GENEVA The United Nations Special Envoy for Syria said after meeting representatives of the United States, Russia and other major powers on Wednesday that Syria peace talks were still planned to start in Geneva on Jan. 25.
Staffan de Mistura told reporters they had discussed access to the government-besieged town of Madaya, where the first aid deliveries were made on Monday to starving civilians after three months.
"This meeting was essential in order to move forward on the Geneva talks, and there are issues still, and very much at stake, that's why I needed to consult them," he said.
Assistant U.S. Secretary of State Anne Patterson said the talks were still "on track" for Jan. 25 and she had had a "good conversation" with Russian Deputy Foreign Minister Gennady Gatilov and senior officials from Britain, China and France.
"Everyone's primary concern is humanitarian access given some of the dire situations that are taking place inside of Syria," Patterson told reporters.
Syrian rebel groups said earlier on Wednesday they would not take part in the peace talks unless humanitarian articles in the latest U.N. resolution on the conflict were implemented.
The groups, who include the powerful Islam Army, mentioned articles 12 and 13 of a resolution passed late last year, which calls for humanitarian access to all in need and the cessation of attacks on civilians.
De Mistura's office issued a statement saying that officials from the five permanent members of the U.N. Security Council had agreed to push for "sustained and unimpeded access to a number of besieged areas" in Syria's civil war.

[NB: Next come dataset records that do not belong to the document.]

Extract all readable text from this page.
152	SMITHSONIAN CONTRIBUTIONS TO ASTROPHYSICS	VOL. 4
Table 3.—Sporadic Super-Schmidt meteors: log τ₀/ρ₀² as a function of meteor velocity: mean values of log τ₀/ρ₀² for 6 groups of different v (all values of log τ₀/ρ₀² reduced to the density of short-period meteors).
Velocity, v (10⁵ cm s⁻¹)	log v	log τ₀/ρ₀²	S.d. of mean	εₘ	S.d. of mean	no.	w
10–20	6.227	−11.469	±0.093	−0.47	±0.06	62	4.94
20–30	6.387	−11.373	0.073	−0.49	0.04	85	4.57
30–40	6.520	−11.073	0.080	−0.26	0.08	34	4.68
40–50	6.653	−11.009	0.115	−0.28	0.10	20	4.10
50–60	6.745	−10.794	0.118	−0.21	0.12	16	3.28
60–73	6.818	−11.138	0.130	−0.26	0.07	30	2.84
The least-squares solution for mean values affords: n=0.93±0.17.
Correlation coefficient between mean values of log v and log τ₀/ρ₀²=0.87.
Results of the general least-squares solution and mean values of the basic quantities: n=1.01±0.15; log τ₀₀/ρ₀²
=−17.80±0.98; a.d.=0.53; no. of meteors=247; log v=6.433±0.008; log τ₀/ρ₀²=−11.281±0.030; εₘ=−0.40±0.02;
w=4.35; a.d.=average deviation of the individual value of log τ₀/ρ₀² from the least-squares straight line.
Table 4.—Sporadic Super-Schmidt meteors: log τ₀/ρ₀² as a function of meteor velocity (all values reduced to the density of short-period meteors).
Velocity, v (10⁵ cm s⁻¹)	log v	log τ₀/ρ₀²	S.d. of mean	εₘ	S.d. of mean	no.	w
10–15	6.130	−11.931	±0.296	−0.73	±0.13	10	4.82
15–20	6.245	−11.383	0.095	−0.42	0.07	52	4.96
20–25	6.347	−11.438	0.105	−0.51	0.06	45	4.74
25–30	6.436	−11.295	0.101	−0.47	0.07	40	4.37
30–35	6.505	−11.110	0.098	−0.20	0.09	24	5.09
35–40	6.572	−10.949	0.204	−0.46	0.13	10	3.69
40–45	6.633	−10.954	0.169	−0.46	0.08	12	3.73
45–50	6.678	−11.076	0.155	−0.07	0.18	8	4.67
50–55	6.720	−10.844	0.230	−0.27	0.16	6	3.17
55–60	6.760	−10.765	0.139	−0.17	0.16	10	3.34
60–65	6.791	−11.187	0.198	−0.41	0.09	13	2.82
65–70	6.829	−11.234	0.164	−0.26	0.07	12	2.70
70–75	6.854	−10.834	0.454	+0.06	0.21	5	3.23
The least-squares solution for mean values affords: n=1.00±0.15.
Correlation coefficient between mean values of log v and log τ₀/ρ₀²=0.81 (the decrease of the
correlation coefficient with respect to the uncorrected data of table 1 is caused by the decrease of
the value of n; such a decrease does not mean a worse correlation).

"The Special Envoy and his team will continue working hard to issue the invitations in order to ensure maximum inclusivity, with a view to starting the intra-Syrian Geneva Talks on 25 January," it said.
The opposition council told de Mistura that the Damascus government would have to take goodwill steps, including a prisoner release, before they would go to negotiations.
Russia's Foreign Ministry said on Twitter that Gatilov would meet representatives of various opposition groups on Thursday. It also said the international powers needed to do more work to agree lists of groups to be regarded as terrorists.
Patterson said the United States and Russia were working "very assiduously" on the question of defining terrorist groups. They had been discussing "the terrorism issue in the whole Syria-Iraq corridor" for months, and military and intelligence contacts were continuing.